Mars is The New Moon: Why Space Explorers Will Never be The Same

The Earth that Neil Armstrong left forever last month was a different planet than the one he re-entered in 1969.

They won’t be making any more like him: a Navy test pilot with middling grades in his aeronautical engineering classes, husband of a home economics major, a man with so little media training that he bungled the first words spoken from the surface of the moon. The philosophy of his work was primal: “we’re required to do these things just as salmon swim upstream,” he once deadpanned at a press conference. I don’t even think they let people have last names like “Armstrong” anymore — a little too nail on the head.

A few weeks ago I saw a documentary by the rock photographer Norman Seeff called Triumph of the Dream. It follows the Mars rover team through the development of Spirit and Opportunity in 2004; most of those people also make up the team that landed Curiosity last month. While they are certainly the embodiment of modern sci-fi cum sci-reality, these people are definitively not the types of heroes I’m used to. Think Polos and khakis, not spacesuits; a bunch of D&D nerds exploring the depths of space by remote control. In an alcohol-dampened dark alley they could most certainly have their asses beat senseless by the Apollo crew. Here’s Steve Squyres, principal investigator for the Mars missions.
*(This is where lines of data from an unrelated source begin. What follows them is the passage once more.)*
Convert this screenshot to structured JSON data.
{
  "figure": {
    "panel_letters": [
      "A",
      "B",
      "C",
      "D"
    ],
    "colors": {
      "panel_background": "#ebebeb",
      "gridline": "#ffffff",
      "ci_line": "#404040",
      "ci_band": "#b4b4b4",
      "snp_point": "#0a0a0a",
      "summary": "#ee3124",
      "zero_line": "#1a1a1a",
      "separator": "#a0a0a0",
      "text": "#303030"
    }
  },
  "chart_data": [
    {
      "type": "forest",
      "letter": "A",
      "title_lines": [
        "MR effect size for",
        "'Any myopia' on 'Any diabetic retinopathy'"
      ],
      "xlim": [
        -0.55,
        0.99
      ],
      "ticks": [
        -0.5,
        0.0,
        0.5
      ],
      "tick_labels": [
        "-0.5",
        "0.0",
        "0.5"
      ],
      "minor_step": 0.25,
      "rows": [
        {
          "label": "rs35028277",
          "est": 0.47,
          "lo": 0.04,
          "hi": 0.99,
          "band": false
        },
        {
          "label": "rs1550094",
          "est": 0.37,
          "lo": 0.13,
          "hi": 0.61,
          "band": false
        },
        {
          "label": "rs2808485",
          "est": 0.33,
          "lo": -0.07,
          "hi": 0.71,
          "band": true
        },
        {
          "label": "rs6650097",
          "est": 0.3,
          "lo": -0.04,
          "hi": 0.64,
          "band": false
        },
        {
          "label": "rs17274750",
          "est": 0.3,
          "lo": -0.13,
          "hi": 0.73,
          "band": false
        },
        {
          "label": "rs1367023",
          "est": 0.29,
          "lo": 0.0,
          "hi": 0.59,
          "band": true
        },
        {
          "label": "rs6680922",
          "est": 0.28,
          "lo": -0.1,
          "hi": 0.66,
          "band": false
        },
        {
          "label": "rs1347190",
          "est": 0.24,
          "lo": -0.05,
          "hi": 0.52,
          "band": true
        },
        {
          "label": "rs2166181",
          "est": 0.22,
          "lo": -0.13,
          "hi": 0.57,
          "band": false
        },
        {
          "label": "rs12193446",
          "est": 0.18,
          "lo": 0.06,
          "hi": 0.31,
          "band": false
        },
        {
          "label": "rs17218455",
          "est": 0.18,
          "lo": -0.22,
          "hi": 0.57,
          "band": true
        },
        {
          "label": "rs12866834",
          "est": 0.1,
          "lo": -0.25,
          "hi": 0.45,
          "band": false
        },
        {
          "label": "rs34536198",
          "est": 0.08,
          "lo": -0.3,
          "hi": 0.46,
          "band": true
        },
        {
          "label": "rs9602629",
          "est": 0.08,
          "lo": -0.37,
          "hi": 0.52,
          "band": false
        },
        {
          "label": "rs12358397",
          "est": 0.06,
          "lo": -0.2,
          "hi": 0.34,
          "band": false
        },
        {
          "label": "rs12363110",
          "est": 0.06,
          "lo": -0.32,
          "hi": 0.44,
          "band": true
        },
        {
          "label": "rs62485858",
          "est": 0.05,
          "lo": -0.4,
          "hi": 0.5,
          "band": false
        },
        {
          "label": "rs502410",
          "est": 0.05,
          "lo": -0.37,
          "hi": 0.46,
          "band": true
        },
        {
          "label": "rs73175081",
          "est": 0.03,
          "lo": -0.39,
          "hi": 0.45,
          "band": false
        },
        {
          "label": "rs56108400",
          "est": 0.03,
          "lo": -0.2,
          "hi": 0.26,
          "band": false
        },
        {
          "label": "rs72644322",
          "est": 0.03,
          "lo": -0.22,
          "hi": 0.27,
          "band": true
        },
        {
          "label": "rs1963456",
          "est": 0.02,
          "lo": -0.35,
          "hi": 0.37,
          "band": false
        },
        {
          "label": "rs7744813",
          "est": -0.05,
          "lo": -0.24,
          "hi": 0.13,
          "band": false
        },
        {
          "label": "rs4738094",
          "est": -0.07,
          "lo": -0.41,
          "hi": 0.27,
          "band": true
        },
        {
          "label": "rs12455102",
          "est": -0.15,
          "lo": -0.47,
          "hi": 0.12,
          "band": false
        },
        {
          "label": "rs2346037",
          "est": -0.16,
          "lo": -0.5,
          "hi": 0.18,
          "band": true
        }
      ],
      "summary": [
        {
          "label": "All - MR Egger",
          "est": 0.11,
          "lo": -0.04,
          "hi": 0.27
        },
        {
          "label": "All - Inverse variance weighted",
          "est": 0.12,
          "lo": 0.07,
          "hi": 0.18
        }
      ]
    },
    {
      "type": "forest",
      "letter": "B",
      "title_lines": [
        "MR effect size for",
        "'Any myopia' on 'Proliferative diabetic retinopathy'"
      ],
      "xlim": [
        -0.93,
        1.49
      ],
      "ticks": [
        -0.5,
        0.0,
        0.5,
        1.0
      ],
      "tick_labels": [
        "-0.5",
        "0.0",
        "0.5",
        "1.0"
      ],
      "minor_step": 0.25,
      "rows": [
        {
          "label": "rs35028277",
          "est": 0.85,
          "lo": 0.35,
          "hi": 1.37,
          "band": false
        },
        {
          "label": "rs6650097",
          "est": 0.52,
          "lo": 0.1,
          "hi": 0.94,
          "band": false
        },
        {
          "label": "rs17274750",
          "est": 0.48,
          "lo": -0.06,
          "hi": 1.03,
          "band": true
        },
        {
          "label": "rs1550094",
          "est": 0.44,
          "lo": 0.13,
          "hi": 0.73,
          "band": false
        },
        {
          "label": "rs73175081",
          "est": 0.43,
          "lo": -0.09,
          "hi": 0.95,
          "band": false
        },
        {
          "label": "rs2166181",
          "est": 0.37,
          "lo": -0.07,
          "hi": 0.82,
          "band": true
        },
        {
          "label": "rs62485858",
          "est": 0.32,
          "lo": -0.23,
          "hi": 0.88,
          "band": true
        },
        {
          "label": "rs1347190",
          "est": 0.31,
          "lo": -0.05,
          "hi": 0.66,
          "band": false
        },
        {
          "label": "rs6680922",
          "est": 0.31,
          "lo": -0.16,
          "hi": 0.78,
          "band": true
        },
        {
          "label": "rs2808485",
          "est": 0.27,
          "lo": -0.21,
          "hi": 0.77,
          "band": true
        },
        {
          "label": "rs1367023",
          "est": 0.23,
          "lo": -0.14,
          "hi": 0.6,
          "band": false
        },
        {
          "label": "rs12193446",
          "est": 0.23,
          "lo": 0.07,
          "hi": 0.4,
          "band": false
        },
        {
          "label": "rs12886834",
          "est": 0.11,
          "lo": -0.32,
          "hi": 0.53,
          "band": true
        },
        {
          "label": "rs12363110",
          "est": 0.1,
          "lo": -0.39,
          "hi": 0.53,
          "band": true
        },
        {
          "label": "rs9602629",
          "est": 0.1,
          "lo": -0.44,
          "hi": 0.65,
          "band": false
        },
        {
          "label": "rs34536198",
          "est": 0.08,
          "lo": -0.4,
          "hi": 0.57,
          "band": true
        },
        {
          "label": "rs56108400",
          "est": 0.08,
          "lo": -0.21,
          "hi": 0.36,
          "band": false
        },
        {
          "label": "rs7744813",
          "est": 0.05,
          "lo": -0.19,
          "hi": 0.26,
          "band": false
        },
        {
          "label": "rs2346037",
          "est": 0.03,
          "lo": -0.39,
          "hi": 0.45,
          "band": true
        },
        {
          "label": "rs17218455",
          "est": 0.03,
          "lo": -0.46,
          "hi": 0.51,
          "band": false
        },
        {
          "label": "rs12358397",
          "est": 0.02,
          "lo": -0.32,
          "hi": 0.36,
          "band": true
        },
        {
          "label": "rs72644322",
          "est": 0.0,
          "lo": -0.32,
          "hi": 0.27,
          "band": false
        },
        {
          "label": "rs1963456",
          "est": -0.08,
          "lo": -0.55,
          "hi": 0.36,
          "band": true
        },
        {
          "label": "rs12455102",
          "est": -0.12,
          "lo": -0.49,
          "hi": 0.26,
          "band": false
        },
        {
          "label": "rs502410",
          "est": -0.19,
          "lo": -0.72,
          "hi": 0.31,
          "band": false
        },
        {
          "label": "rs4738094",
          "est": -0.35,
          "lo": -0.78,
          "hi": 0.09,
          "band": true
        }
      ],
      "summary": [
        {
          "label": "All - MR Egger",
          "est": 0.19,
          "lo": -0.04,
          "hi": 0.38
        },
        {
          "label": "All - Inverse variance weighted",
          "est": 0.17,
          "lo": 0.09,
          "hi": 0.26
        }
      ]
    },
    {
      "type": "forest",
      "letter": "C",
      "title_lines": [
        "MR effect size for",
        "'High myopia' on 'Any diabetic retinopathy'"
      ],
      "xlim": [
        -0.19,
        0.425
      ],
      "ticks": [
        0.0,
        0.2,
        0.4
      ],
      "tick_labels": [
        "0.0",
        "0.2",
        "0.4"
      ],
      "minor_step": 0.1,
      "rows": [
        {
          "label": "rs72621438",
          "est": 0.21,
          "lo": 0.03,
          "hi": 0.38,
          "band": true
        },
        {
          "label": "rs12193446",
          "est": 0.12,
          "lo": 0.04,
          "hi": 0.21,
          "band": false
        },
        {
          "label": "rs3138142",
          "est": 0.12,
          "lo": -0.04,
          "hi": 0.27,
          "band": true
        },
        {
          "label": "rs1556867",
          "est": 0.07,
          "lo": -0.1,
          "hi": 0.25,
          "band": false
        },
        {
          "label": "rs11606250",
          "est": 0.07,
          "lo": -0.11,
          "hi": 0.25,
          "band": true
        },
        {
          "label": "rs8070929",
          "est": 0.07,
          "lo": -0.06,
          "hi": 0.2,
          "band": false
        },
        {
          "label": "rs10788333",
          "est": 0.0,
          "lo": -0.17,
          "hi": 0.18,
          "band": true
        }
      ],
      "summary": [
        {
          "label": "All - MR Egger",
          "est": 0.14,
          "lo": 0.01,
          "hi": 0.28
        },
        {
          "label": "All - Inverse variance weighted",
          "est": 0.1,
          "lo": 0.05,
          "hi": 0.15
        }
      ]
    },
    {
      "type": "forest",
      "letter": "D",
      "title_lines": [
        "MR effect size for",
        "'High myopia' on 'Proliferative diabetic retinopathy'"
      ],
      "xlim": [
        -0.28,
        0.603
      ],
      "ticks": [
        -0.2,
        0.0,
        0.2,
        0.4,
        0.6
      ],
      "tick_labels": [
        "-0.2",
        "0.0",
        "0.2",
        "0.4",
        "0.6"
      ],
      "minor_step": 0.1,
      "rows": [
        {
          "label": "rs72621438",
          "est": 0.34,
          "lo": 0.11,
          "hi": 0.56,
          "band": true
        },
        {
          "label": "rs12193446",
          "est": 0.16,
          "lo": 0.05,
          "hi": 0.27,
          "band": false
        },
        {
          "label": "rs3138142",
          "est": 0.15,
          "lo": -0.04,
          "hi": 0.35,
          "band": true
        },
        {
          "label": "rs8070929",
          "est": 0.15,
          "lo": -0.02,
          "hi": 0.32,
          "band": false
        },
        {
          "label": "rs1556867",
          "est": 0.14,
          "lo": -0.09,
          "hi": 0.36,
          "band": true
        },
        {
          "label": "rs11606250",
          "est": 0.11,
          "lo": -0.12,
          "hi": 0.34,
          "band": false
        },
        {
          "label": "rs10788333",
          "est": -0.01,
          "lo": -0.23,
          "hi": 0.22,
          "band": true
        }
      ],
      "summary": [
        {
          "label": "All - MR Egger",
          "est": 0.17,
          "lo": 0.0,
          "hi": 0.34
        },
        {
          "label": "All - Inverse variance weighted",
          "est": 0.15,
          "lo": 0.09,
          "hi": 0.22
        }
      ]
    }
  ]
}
What? In another time, this guy would have been called a lunatic, teased into submission, or even burned at the stake, not given the keys to Mars. He brings the foppishly beatnik side of Woody Allen to a meeting with the universal vision of Galileo and the wild-eyed determination of Charles Manson, a caricature so full of geek rage-determination that you can almost taste the schoolyard bullying on his breath. In short, he’s someone I can relate to. Kind of.

“The space age,” says the White House’s National Space Policy of the United States of America, “began as a race for security and prestige between two superpowers.” That’s putting it a little mildly. In 1957 Americans were scared shitless beneath a black sky that housed an ominously-bleeping alloy beach ball and, four years later, an actual man. Both of them traveled around the Earth in about 90 minutes and neither one spoke much English.